$700
First Edition, First Printing (Steam Press, London, 1981). Limited Edition of only 98 copies, this being number 31. Fine in a fine slipcase. Presents almost as new. Signed by both Sillitoe and Steadman and a beautiful limitation page in Volume 2. An absolutely beautiful work and copy. Quite rare; currently one of only three on the market, worldwide.

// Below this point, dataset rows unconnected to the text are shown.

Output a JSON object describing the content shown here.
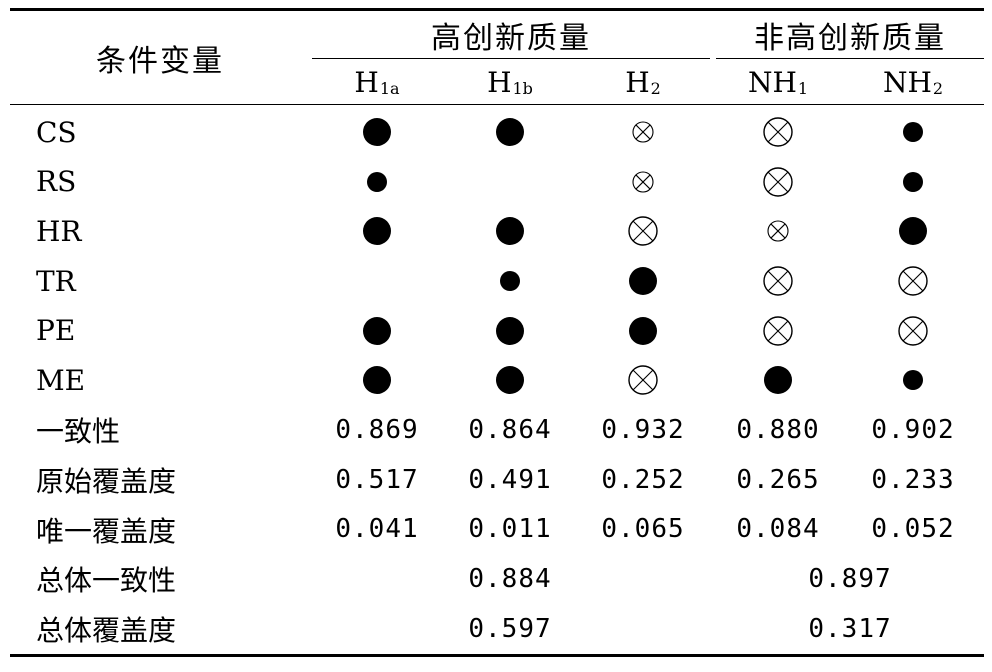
{
  "table": {
    "stub_header": "条件变量",
    "groups": [
      {
        "label": "高创新质量"
      },
      {
        "label": "非高创新质量"
      }
    ],
    "columns": [
      {
        "base": "H",
        "sub": "1a"
      },
      {
        "base": "H",
        "sub": "1b"
      },
      {
        "base": "H",
        "sub": "2"
      },
      {
        "base": "NH",
        "sub": "1"
      },
      {
        "base": "NH",
        "sub": "2"
      }
    ],
    "condition_rows": [
      {
        "label": "CS",
        "cells": [
          "core-present",
          "core-present",
          "peripheral-absent",
          "core-absent",
          "peripheral-present"
        ]
      },
      {
        "label": "RS",
        "cells": [
          "peripheral-present",
          "",
          "peripheral-absent",
          "core-absent",
          "peripheral-present"
        ]
      },
      {
        "label": "HR",
        "cells": [
          "core-present",
          "core-present",
          "core-absent",
          "peripheral-absent",
          "core-present"
        ]
      },
      {
        "label": "TR",
        "cells": [
          "",
          "peripheral-present",
          "core-present",
          "core-absent",
          "core-absent"
        ]
      },
      {
        "label": "PE",
        "cells": [
          "core-present",
          "core-present",
          "core-present",
          "core-absent",
          "core-absent"
        ]
      },
      {
        "label": "ME",
        "cells": [
          "core-present",
          "core-present",
          "core-absent",
          "core-present",
          "peripheral-present"
        ]
      }
    ],
    "metric_rows": [
      {
        "label": "一致性",
        "values": [
          "0.869",
          "0.864",
          "0.932",
          "0.880",
          "0.902"
        ]
      },
      {
        "label": "原始覆盖度",
        "values": [
          "0.517",
          "0.491",
          "0.252",
          "0.265",
          "0.233"
        ]
      },
      {
        "label": "唯一覆盖度",
        "values": [
          "0.041",
          "0.011",
          "0.065",
          "0.084",
          "0.052"
        ]
      }
    ],
    "overall_rows": [
      {
        "label": "总体一致性",
        "high": "0.884",
        "non_high": "0.897"
      },
      {
        "label": "总体覆盖度",
        "high": "0.597",
        "non_high": "0.317"
      }
    ]
  }
}
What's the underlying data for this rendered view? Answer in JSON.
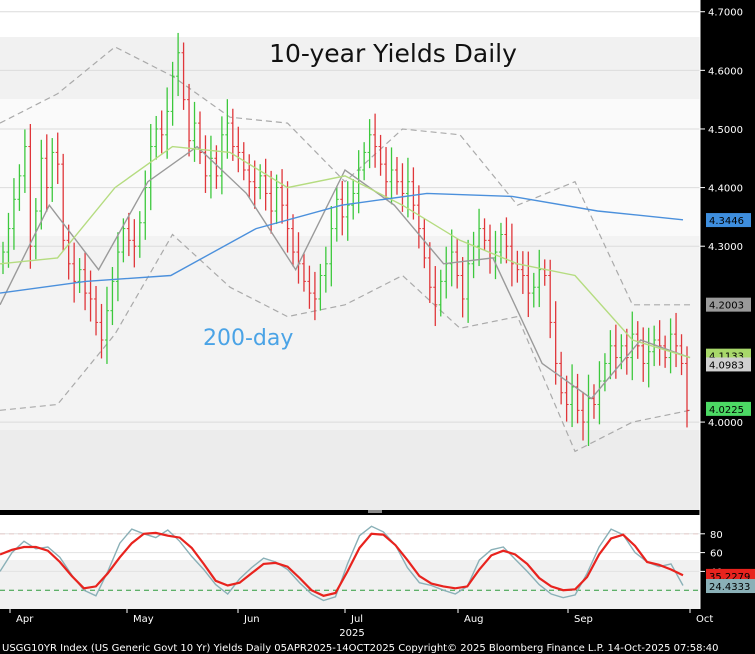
{
  "chart_data": [
    {
      "type": "ohlc",
      "title": "10-year Yields Daily",
      "annotation": "200-day",
      "x_tick_labels": [
        "Apr",
        "May",
        "Jun",
        "Jul",
        "Aug",
        "Sep",
        "Oct"
      ],
      "year_label": "2025",
      "y_axis": {
        "position": "right",
        "range": [
          3.85,
          4.72
        ],
        "ticks": [
          "4.7000",
          "4.6000",
          "4.5000",
          "4.4000",
          "4.3000",
          "4.0000"
        ]
      },
      "value_tags": [
        {
          "label": "4.3446",
          "value": 4.3446,
          "color": "#3e8ede"
        },
        {
          "label": "4.2003",
          "value": 4.2003,
          "color": "#9a9a9a"
        },
        {
          "label": "4.1133",
          "value": 4.1133,
          "color": "#a8d86a"
        },
        {
          "label": "4.0983",
          "value": 4.0983,
          "color": "#d0d0d0"
        },
        {
          "label": "4.0225",
          "value": 4.0225,
          "color": "#4cd964"
        }
      ],
      "close": [
        4.29,
        4.33,
        4.38,
        4.42,
        4.47,
        4.3,
        4.36,
        4.45,
        4.4,
        4.46,
        4.44,
        4.31,
        4.27,
        4.24,
        4.26,
        4.22,
        4.21,
        4.17,
        4.14,
        4.19,
        4.24,
        4.29,
        4.33,
        4.31,
        4.3,
        4.34,
        4.4,
        4.47,
        4.5,
        4.49,
        4.53,
        4.59,
        4.63,
        4.55,
        4.48,
        4.51,
        4.46,
        4.42,
        4.45,
        4.42,
        4.49,
        4.51,
        4.47,
        4.46,
        4.43,
        4.41,
        4.4,
        4.42,
        4.39,
        4.36,
        4.4,
        4.37,
        4.33,
        4.29,
        4.27,
        4.24,
        4.22,
        4.21,
        4.25,
        4.27,
        4.33,
        4.38,
        4.35,
        4.37,
        4.39,
        4.43,
        4.46,
        4.49,
        4.47,
        4.44,
        4.41,
        4.43,
        4.41,
        4.39,
        4.41,
        4.37,
        4.33,
        4.28,
        4.23,
        4.2,
        4.24,
        4.27,
        4.29,
        4.25,
        4.21,
        4.27,
        4.3,
        4.33,
        4.31,
        4.28,
        4.29,
        4.32,
        4.3,
        4.27,
        4.26,
        4.25,
        4.22,
        4.23,
        4.26,
        4.25,
        4.17,
        4.1,
        4.05,
        4.03,
        4.06,
        4.02,
        4.0,
        4.04,
        4.03,
        4.07,
        4.1,
        4.13,
        4.11,
        4.13,
        4.11,
        4.15,
        4.13,
        4.1,
        4.12,
        4.14,
        4.13,
        4.11,
        4.15,
        4.13,
        4.1,
        4.02
      ],
      "ma_200": [
        4.22,
        4.24,
        4.25,
        4.33,
        4.37,
        4.39,
        4.385,
        4.36,
        4.345
      ],
      "ma_50": [
        4.27,
        4.28,
        4.4,
        4.47,
        4.46,
        4.4,
        4.42,
        4.37,
        4.31,
        4.27,
        4.25,
        4.14,
        4.11
      ],
      "ma_20": [
        4.2,
        4.37,
        4.26,
        4.41,
        4.47,
        4.39,
        4.26,
        4.43,
        4.37,
        4.27,
        4.28,
        4.1,
        4.04,
        4.14,
        4.11
      ],
      "bollinger_upper": [
        4.51,
        4.56,
        4.64,
        4.59,
        4.52,
        4.51,
        4.41,
        4.5,
        4.49,
        4.37,
        4.41,
        4.2,
        4.2
      ],
      "bollinger_lower": [
        4.02,
        4.03,
        4.15,
        4.32,
        4.23,
        4.18,
        4.2,
        4.25,
        4.16,
        4.18,
        3.95,
        4.0,
        4.02
      ]
    },
    {
      "type": "line",
      "y_axis": {
        "position": "right",
        "range": [
          0,
          100
        ],
        "ticks": [
          "80",
          "60",
          "40"
        ],
        "upper_band": 80,
        "lower_band": 20
      },
      "value_tags": [
        {
          "label": "35.2279",
          "value": 35.2279,
          "color": "#e8231e"
        },
        {
          "label": "24.4333",
          "value": 24.4333,
          "color": "#8ab0b7"
        }
      ],
      "series": [
        {
          "color": "#e8231e",
          "values": [
            58,
            63,
            66,
            66,
            62,
            50,
            35,
            22,
            24,
            38,
            55,
            70,
            80,
            81,
            78,
            76,
            65,
            48,
            30,
            25,
            28,
            38,
            48,
            49,
            45,
            33,
            20,
            14,
            17,
            40,
            65,
            80,
            79,
            68,
            52,
            35,
            27,
            24,
            22,
            24,
            42,
            57,
            62,
            58,
            48,
            33,
            24,
            20,
            21,
            34,
            58,
            75,
            79,
            67,
            50,
            47,
            42,
            36
          ]
        },
        {
          "color": "#8ab0b7",
          "values": [
            40,
            60,
            72,
            64,
            66,
            55,
            36,
            20,
            14,
            40,
            70,
            85,
            80,
            76,
            84,
            72,
            56,
            42,
            26,
            16,
            32,
            44,
            54,
            50,
            42,
            28,
            16,
            9,
            13,
            48,
            78,
            88,
            82,
            68,
            44,
            28,
            25,
            20,
            16,
            24,
            52,
            63,
            66,
            53,
            40,
            26,
            16,
            12,
            15,
            38,
            66,
            85,
            79,
            60,
            50,
            45,
            48,
            25
          ]
        }
      ]
    }
  ],
  "footer": "USGG10YR Index (US Generic Govt 10 Yr) Yields Daily 05APR2025-14OCT2025  Copyright© 2025 Bloomberg Finance L.P.   14-Oct-2025 07:58:40"
}
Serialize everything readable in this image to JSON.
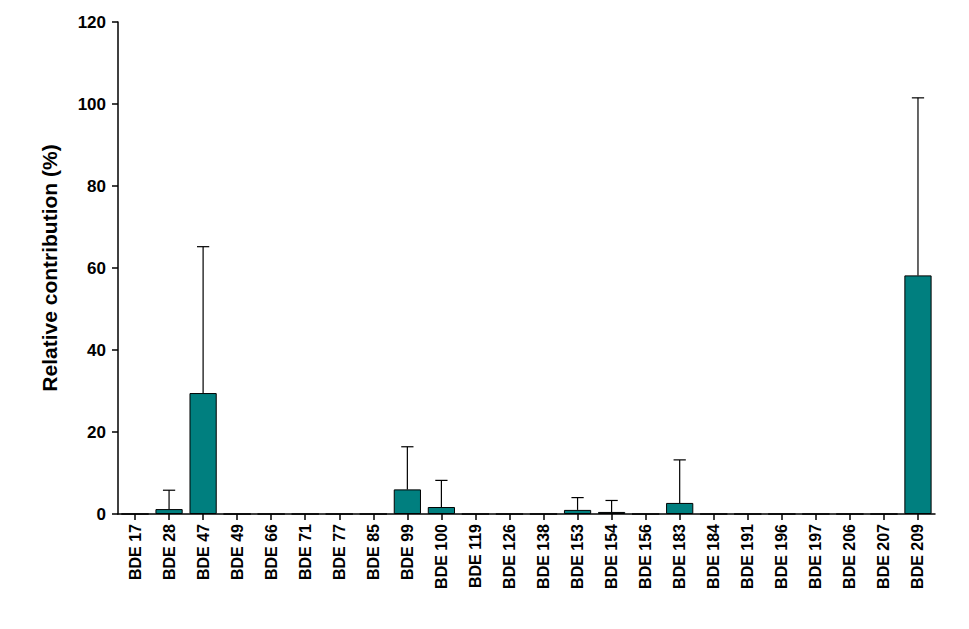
{
  "chart_data": {
    "type": "bar",
    "y_label": "Relative contribution (%)",
    "categories": [
      "BDE 17",
      "BDE 28",
      "BDE 47",
      "BDE 49",
      "BDE 66",
      "BDE 71",
      "BDE 77",
      "BDE 85",
      "BDE 99",
      "BDE 100",
      "BDE 119",
      "BDE 126",
      "BDE 138",
      "BDE 153",
      "BDE 154",
      "BDE 156",
      "BDE 183",
      "BDE 184",
      "BDE 191",
      "BDE 196",
      "BDE 197",
      "BDE 206",
      "BDE 207",
      "BDE 209"
    ],
    "values": [
      0,
      1.2,
      29.5,
      0,
      0,
      0,
      0,
      0,
      6.0,
      1.7,
      0,
      0,
      0,
      1.0,
      0.5,
      0,
      2.7,
      0,
      0,
      0,
      0,
      0,
      0,
      58.2
    ],
    "errors": [
      null,
      4.6,
      35.7,
      null,
      null,
      null,
      null,
      null,
      10.4,
      6.5,
      null,
      null,
      null,
      3.0,
      2.8,
      null,
      10.5,
      null,
      null,
      null,
      null,
      null,
      null,
      43.3
    ],
    "color": "#007f7f",
    "ylim": [
      0,
      120
    ],
    "yticks": [
      0,
      20,
      40,
      60,
      80,
      100,
      120
    ],
    "grid": false
  }
}
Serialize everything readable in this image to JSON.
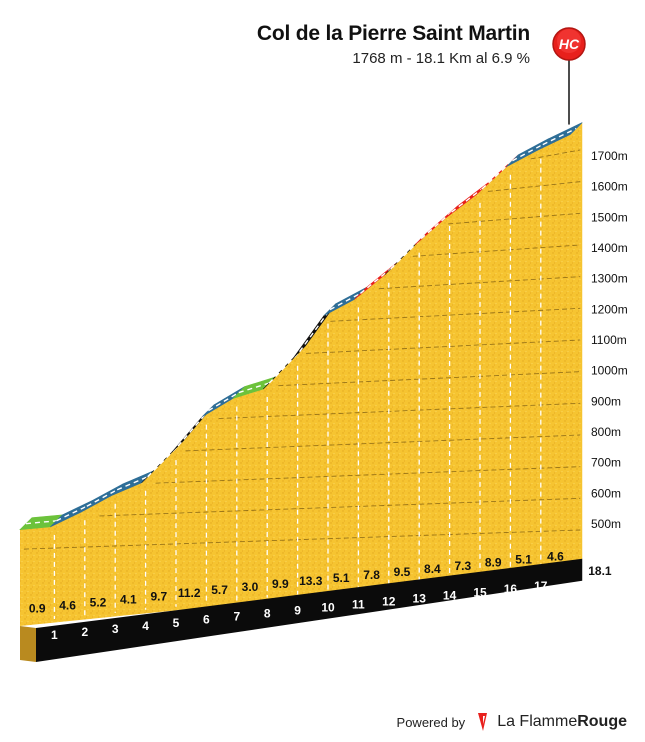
{
  "header": {
    "title": "Col de la Pierre Saint Martin",
    "subtitle": "1768 m - 18.1 Km al 6.9 %"
  },
  "badge": {
    "label": "HC",
    "color": "#e8201c"
  },
  "chart_data": {
    "type": "area",
    "y_tick_labels": [
      "500m",
      "600m",
      "700m",
      "800m",
      "900m",
      "1000m",
      "1100m",
      "1200m",
      "1300m",
      "1400m",
      "1500m",
      "1600m",
      "1700m"
    ],
    "y_ticks": [
      500,
      600,
      700,
      800,
      900,
      1000,
      1100,
      1200,
      1300,
      1400,
      1500,
      1600,
      1700
    ],
    "ylim": [
      300,
      1768
    ],
    "x_ticks": [
      1,
      2,
      3,
      4,
      5,
      6,
      7,
      8,
      9,
      10,
      11,
      12,
      13,
      14,
      15,
      16,
      17
    ],
    "x_end_label": "18.1",
    "total_km": 18.1,
    "start_altitude": 520,
    "segments": [
      {
        "km": 1,
        "gradient": 0.9,
        "label": "0.9",
        "color": "#6cc23b"
      },
      {
        "km": 2,
        "gradient": 4.6,
        "label": "4.6",
        "color": "#2e6e97"
      },
      {
        "km": 3,
        "gradient": 5.2,
        "label": "5.2",
        "color": "#2e6e97"
      },
      {
        "km": 4,
        "gradient": 4.1,
        "label": "4.1",
        "color": "#2e6e97"
      },
      {
        "km": 5,
        "gradient": 9.7,
        "label": "9.7",
        "color": "#111111"
      },
      {
        "km": 6,
        "gradient": 11.2,
        "label": "11.2",
        "color": "#111111"
      },
      {
        "km": 7,
        "gradient": 5.7,
        "label": "5.7",
        "color": "#2e6e97"
      },
      {
        "km": 8,
        "gradient": 3.0,
        "label": "3.0",
        "color": "#6cc23b"
      },
      {
        "km": 9,
        "gradient": 9.9,
        "label": "9.9",
        "color": "#111111"
      },
      {
        "km": 10,
        "gradient": 13.3,
        "label": "13.3",
        "color": "#111111"
      },
      {
        "km": 11,
        "gradient": 5.1,
        "label": "5.1",
        "color": "#2e6e97"
      },
      {
        "km": 12,
        "gradient": 7.8,
        "label": "7.8",
        "color": "#e8201c"
      },
      {
        "km": 13,
        "gradient": 9.5,
        "label": "9.5",
        "color": "#111111"
      },
      {
        "km": 14,
        "gradient": 8.4,
        "label": "8.4",
        "color": "#e8201c"
      },
      {
        "km": 15,
        "gradient": 7.3,
        "label": "7.3",
        "color": "#e8201c"
      },
      {
        "km": 16,
        "gradient": 8.9,
        "label": "8.9",
        "color": "#e8201c"
      },
      {
        "km": 17,
        "gradient": 5.1,
        "label": "5.1",
        "color": "#2e6e97"
      },
      {
        "km": 18.1,
        "gradient": 4.6,
        "label": "4.6",
        "color": "#2e6e97"
      }
    ]
  },
  "footer": {
    "powered_by": "Powered by",
    "brand_light": "La Flamme",
    "brand_bold": "Rouge"
  }
}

Volume 1 showcases beautiful poems by Sillitoe on Jewish and Israeli life, culture, history, and the country. Volume 2 showcases 18 full-page black & white lithographic illustrations by Ralph Steadman of Israeli and Arab peoples, landscapes, street scenes, and more. Both volumes bound into an outer black cloth-covered cover that folds open with volume one opening from right to left and volume two left to right. Gilt spine lettering. In publisher's richly colored, solid blue slipcase. Each volume a Quarto, and a Quarto when closed as bound. Unpaginated.
Alan Sillitoe (b. 1928 - d. 2010 ) was one of Britain’s best-known novelists and poets of the post WWII era, and famous as one of the 1950s “Angry Young Men.” A prolific writer, he penned 53 works including novels, short stories, plays, children's fiction, poetry, travel books, drama, memoirs and criticism. Sillitoe made his name with the novel Saturday Night and Sunday Morning (1958), a vivid portrait of masculinity and Nottinghamshire working-class life. It was awarded the Author's Club First Novel Award and was made into a film starring Albert Finney in 1960, and adapted as a stage play in 1964. Saturday Night was followed by the collection of short stories The Loneliness of the Long Distance Runner (1959), which is narrated by a rebellious and angry Borstal boy. It won the Hawthornden Prize and was filmed in 1961 starring Tom Courtenay.
Sillitoe was married to American Jewish poet Ruth Fainlight; and, although an atheist himself as an adult, he nonetheless developed a deep and abiding interest in the lore and history of Judaism in the 1960s, and he was a frequent visitor to Israel from the 1970s onwards. Despite not being Jewish, de believed very strongly in the right of Jews to return to Israel, once describing himself as a “non-Jewish Jew.”
Ralph Steadman is a renowned a British artist and prolific illustrator and cartoonist lauded for his political and social caricatures, cartoons and picture books--which at times can be provacative, and sometimes grotesque, featuring wonderful line drawings, sketches, richly colored renditions, spatters, and splotches of ink. This present work with Sillitoe is one of his more "serious" artistic partnerships. Steadman is one of our favorites at Grinning Cat Books.